Asistir a una reunión informal para hablar de literatura podía suponer un viaje al infierno del gulag, campos de trabajo esclavo en condiciones infernales que Navarro describe con detalles que pueden resultarle incómodos a más de uno. Dice Navarro que «la izquierda se mueve siempre mal en el debate que personificaron en su momento Sartre y Camus. El primero sabía que en la Unión Soviética no había libertad, se perseguía al disidente y se cometían todo tipo de injusticias, pero argumentaba que denunciarlo favorecía a la reacción.
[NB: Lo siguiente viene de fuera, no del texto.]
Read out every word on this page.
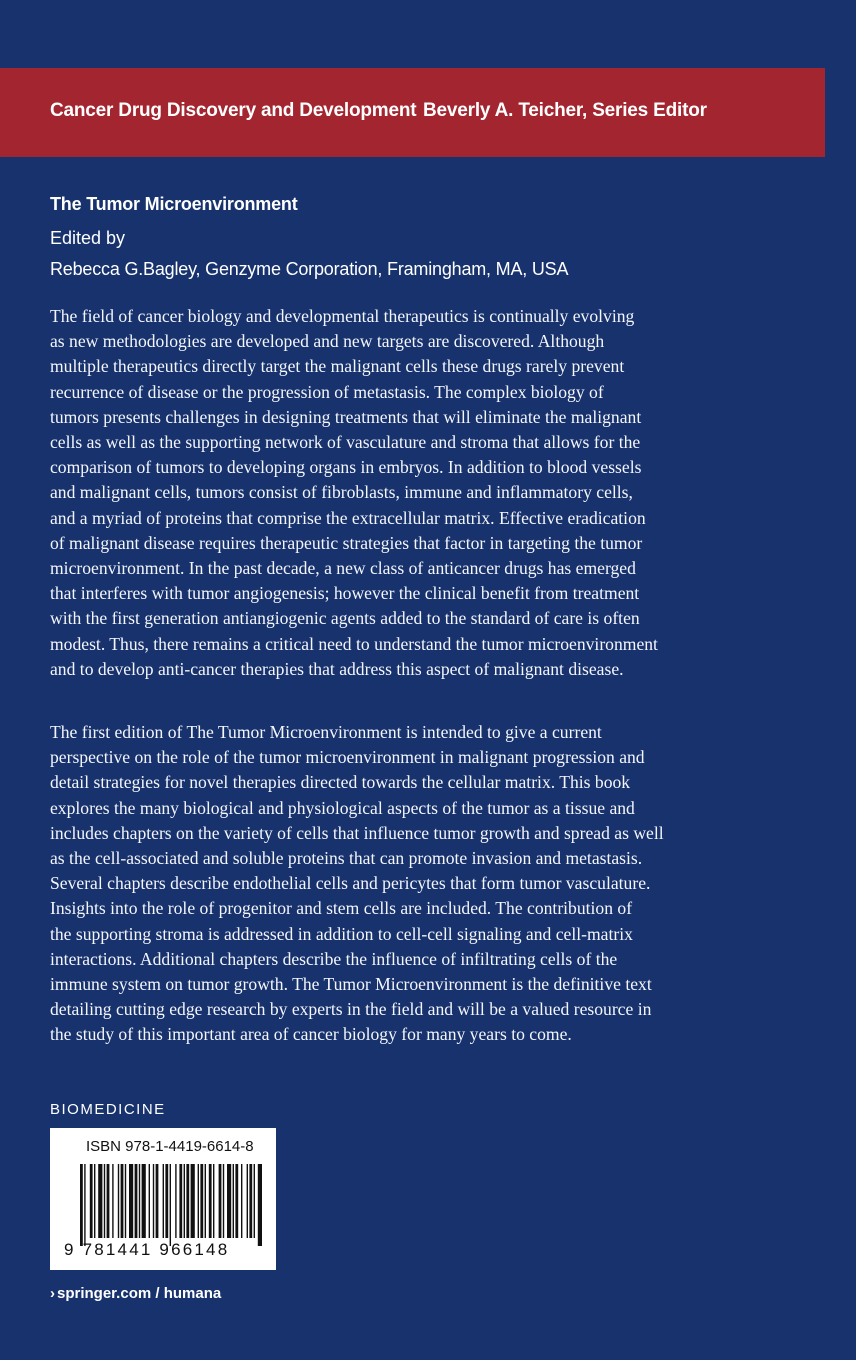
Cancer Drug Discovery and Development Beverly A. Teicher, Series Editor
The Tumor Microenvironment
Edited by
Rebecca G.Bagley, Genzyme Corporation, Framingham, MA, USA
The field of cancer biology and developmental therapeutics is continually evolving
as new methodologies are developed and new targets are discovered. Although
multiple therapeutics directly target the malignant cells these drugs rarely prevent
recurrence of disease or the progression of metastasis. The complex biology of
tumors presents challenges in designing treatments that will eliminate the malignant
cells as well as the supporting network of vasculature and stroma that allows for the
comparison of tumors to developing organs in embryos. In addition to blood vessels
and malignant cells, tumors consist of fibroblasts, immune and inflammatory cells,
and a myriad of proteins that comprise the extracellular matrix. Effective eradication
of malignant disease requires therapeutic strategies that factor in targeting the tumor
microenvironment. In the past decade, a new class of anticancer drugs has emerged
that interferes with tumor angiogenesis; however the clinical benefit from treatment
with the first generation antiangiogenic agents added to the standard of care is often
modest. Thus, there remains a critical need to understand the tumor microenvironment
and to develop anti-cancer therapies that address this aspect of malignant disease.
The first edition of The Tumor Microenvironment is intended to give a current
perspective on the role of the tumor microenvironment in malignant progression and
detail strategies for novel therapies directed towards the cellular matrix. This book
explores the many biological and physiological aspects of the tumor as a tissue and
includes chapters on the variety of cells that influence tumor growth and spread as well
as the cell-associated and soluble proteins that can promote invasion and metastasis.
Several chapters describe endothelial cells and pericytes that form tumor vasculature.
Insights into the role of progenitor and stem cells are included. The contribution of
the supporting stroma is addressed in addition to cell-cell signaling and cell-matrix
interactions. Additional chapters describe the influence of infiltrating cells of the
immune system on tumor growth. The Tumor Microenvironment is the definitive text
detailing cutting edge research by experts in the field and will be a valued resource in
the study of this important area of cancer biology for many years to come.
BIOMEDICINE
ISBN 978-1-4419-6614-8
9 781441 966148
› springer.com / humana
Camus insistía en la obligación moral de contar la realidad». 

Se le pueden dar muchas vueltas, si se quiere hasta citar a Gramsci poniendo los ojos en blanco, pero en realidad se trata un mecanismo tan sencillo como esta síntesis de Navarro: «No me meto con estos porque son los míos: una postura instrumental y cínica, contraria a la ética y valiente de Camus. Por eso yo este libro se lo dedico a los que dijeron no, a los que dicen no y a los que dirán no. Ahora que lo pienso, se lo debería haber dedicado a Camus».

Esa independencia tiene un coste. Uno de los mayores aciertos de El niño que perdió la guerra es el uso narrativo de la tensión de los personajes por arrastrar a sus familias hacia el precipicio de la represión. Para un secundario que logra mantenerse al margen de la locura estalinista resulta obvio: «Naturalmente, es algo que se hace todos los días, condenar a los familiares de los traidores para que el pueblo aprenda la lección». Y Clotilde llega a preguntarse, angustiada, «qué clase de madre era que había puesto en peligro a su familia» dibujando caricaturas de Franco. 

«No hay que juzgar a la gente que se calla, cada uno tiene su propia encrucijada personal», reconoce Navarro. «Pero con que alguien que diga no, algo se pone en marcha». Los capítulos más emocionantes de la novela recrean la lucha de los represaliados por mantener su dignidad a toda costa. «En un libro de testimonios de mujeres que habían pasado por el gulag leí que algunas creían que, a pesar del sufrimiento, la experiencia había tenido una parte positiva: la solidaridad con otras mujeres, el conocerse a sí mismas, la resistencia… En medio del horror, del hambre, de los malos tratos, del frío, de todo eso, se recordaban recitando poemas de memoria para compartirlos. Era una forma de conservar un prisma de humanidad».

En uno de los momentos más emocionantes de la novela, varias mujeres despojadas de todo representan en un páramo aislado de Siberia su propia versión teatral de lo que recuerdan de Anna Karenina, ese libro dolosamente burgués prohibido por los creadores del Hombre Nuevo. El delirio totalitario había empezado a perder.